Wenn er zurückkomme, werden „die Globalisten rausgeworfen“, sagte Donald Trump unlängst bei einer Rede. „Wir versprechen euch, die Kommunisten, die Marxisten, die Faschisten und die linksradikalen Schurken auszurotten, die wie Ungeziefer in unserem Land leben und bei Wahlen lügen, stehlen und betrügen“. Der Gegner, der gefährlichste Gegner, gegenüber dem alles an Gegenwehr erlaubt sei, das sei „der innere Gegner“, hämmerte der faktisch unangefochtene Anführer der amerikanischen Konservativen und Rechten. Ein „Echo von Hitler und Mussolini“ sei das, so die einhellige Kommentierung, auch der politischen Mitte.

Nicht ausgeschlossen, dass dieser Wahnsinnige nächstes Jahr wieder US-Präsident wird.

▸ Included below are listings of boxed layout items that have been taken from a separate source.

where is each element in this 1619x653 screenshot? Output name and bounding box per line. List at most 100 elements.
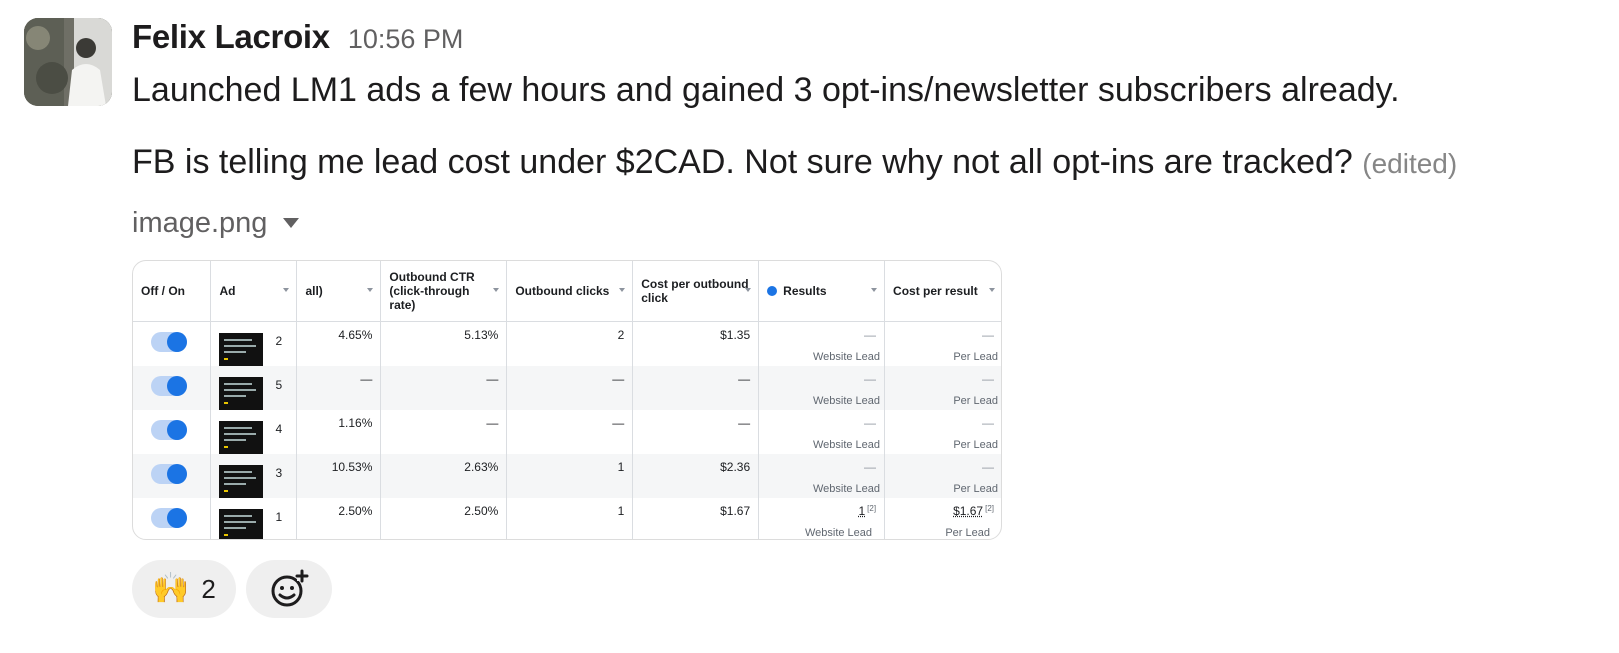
header-outbound-clicks: Outbound clicks: [506, 261, 634, 322]
cost-per-result-value: —: [982, 371, 994, 386]
ad-number: 4: [275, 421, 283, 436]
outbound-clicks-cell: —: [506, 409, 634, 454]
results-cell: 1 [2] Website Lead: [758, 497, 886, 539]
results-cell: — Website Lead: [758, 409, 886, 454]
header-results-label: Results: [783, 283, 827, 298]
message-timestamp[interactable]: 10:56 PM: [348, 24, 464, 55]
header-cost-per-result: Cost per result: [884, 261, 1001, 322]
results-value: —: [864, 327, 877, 342]
info-icon: [767, 285, 778, 296]
header-ad-label: Ad: [219, 283, 236, 298]
cost-per-result-value: —: [982, 327, 994, 342]
cost-per-outbound-cell: $1.67: [632, 497, 760, 539]
cost-per-result-cell: — Per Lead: [884, 409, 1001, 454]
toggle-knob: [167, 463, 187, 484]
ad-cell: 4: [210, 409, 298, 454]
table-body: 2 4.65% 5.13% 2 $1.35 — Website Lead — Per…: [133, 321, 1001, 539]
results-cell: — Website Lead: [758, 365, 886, 410]
header-ad: Ad: [210, 261, 298, 322]
cost-per-result-sublabel: Per Lead: [953, 394, 998, 407]
attachment-image[interactable]: Off / On Ad all) Outbound CTR (click-thr…: [132, 260, 1002, 540]
ad-toggle[interactable]: [151, 375, 187, 396]
ad-thumbnail: [219, 420, 264, 454]
outbound-clicks-cell: 1: [506, 497, 634, 539]
ad-number: 5: [275, 377, 283, 392]
results-sublabel: Website Lead: [812, 482, 881, 495]
outbound-ctr-cell: —: [380, 409, 508, 454]
ad-cell: 3: [210, 453, 298, 498]
outbound-ctr-cell: 2.63%: [380, 453, 508, 498]
ad-toggle[interactable]: [151, 419, 187, 440]
cost-per-result-value: —: [982, 459, 994, 474]
results-sublabel: Website Lead: [812, 350, 881, 363]
outbound-ctr-cell: 2.50%: [380, 497, 508, 539]
header-cost-per-result-label: Cost per result: [893, 283, 978, 298]
outbound-ctr-cell: —: [380, 365, 508, 410]
table-row: 2 4.65% 5.13% 2 $1.35 — Website Lead — Per…: [133, 321, 1001, 366]
ad-toggle[interactable]: [151, 507, 187, 528]
add-reaction-button[interactable]: [245, 560, 332, 618]
table-row: 1 2.50% 2.50% 1 $1.67 1 [2] Website Lead $…: [133, 497, 1001, 539]
toggle-cell: [133, 365, 212, 410]
results-sublabel: Website Lead: [812, 394, 881, 407]
results-cell: — Website Lead: [758, 453, 886, 498]
ctr-all-cell: 4.65%: [296, 321, 382, 366]
cost-per-outbound-cell: —: [632, 409, 760, 454]
chevron-down-icon[interactable]: [283, 218, 300, 228]
message-text-line-1: Launched LM1 ads a few hours and gained …: [132, 71, 1400, 109]
message-text-line-2: FB is telling me lead cost under $2CAD. …: [132, 140, 1592, 186]
header-off-on: Off / On: [133, 261, 212, 322]
ctr-all-cell: 2.50%: [296, 497, 382, 539]
table-row: 4 1.16% — — — — Website Lead — Per Lead: [133, 409, 1001, 454]
table-row: 3 10.53% 2.63% 1 $2.36 — Website Lead — Pe…: [133, 453, 1001, 498]
table-header-row: Off / On Ad all) Outbound CTR (click-thr…: [133, 261, 1001, 322]
ad-toggle[interactable]: [151, 331, 187, 352]
outbound-clicks-cell: 1: [506, 453, 634, 498]
sender-name[interactable]: Felix Lacroix: [132, 18, 330, 56]
ad-thumbnail: [219, 464, 264, 498]
toggle-knob: [167, 507, 187, 528]
results-value: —: [864, 415, 877, 430]
cost-per-result-cell: — Per Lead: [884, 321, 1001, 366]
results-value: 1: [858, 503, 866, 518]
edited-label: (edited): [1362, 148, 1458, 179]
outbound-clicks-cell: —: [506, 365, 634, 410]
results-value: —: [864, 371, 877, 386]
toggle-knob: [167, 331, 187, 352]
footnote-mark: [2]: [867, 503, 877, 513]
ad-thumbnail: [219, 376, 264, 410]
outbound-ctr-cell: 5.13%: [380, 321, 508, 366]
header-outbound-ctr-label: Outbound CTR (click-through rate): [389, 269, 475, 312]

Begeisterte Selbstradikalisierung

In Argentinien haben sie jetzt den „Libertären“ Javier Milei mit erschütternden 56 Prozent der Wählerstimmen zum Präsidenten gewählt, einen ultraradikalen Schreihals, der nicht für einen schlanken Staat eintritt, sondern für die Zerstörung aller staatlichen Institutionen. Milei versteht sich als „Anarchokapitalist“ und schwenkt die gelb-schwarze Fahne. Gelb steht für Gold, also den Reichtum eines entfesselten Kapitalismus, Schwarz für die Anarchie. Er will das Gemeinwesen von allen Ministerien befreien, den Dollar als Landeswährung einführen, die Zentralbank abschaffen. Er redet viel von Freiheit, will aber zugleich die Abtreibung verbieten. Den Papst nennt er einen „dreckigen Linken“. An seiner Seite hat der Exzentriker die Fans der ehemaligen Militärdiktatur, die sich wehmütig daran erinnern, dass man einstmals „dreckige Linke“ einfach aus fliegenden Flugzeugen werfen konnte.

Messer wetzen, herprügeln

In Österreich zieht Herbert Kickl derweil durch seine wohlorganisierte Festzelt-Tour, bei der man – es ist bestimmt nur als kleiner, provokanter Scherz gemeint – seine Messer zum Schleifen mitbringen kann. Der Kärntner Parteichef erklärte aufgewühlt, eine konkurrierende Politikerin werde er sich „herprügeln“, der burgenländische Spitzenmann liest die ausländisch klingenden Namen von Schulkindern im Landtag vor, Kickl verspricht, es werde „Verletzungen und Verwundungen“ bei den Gegnern geben, und man lädt einen waschechten Faschisten wie Götz Kubitschek ins Parlament ein.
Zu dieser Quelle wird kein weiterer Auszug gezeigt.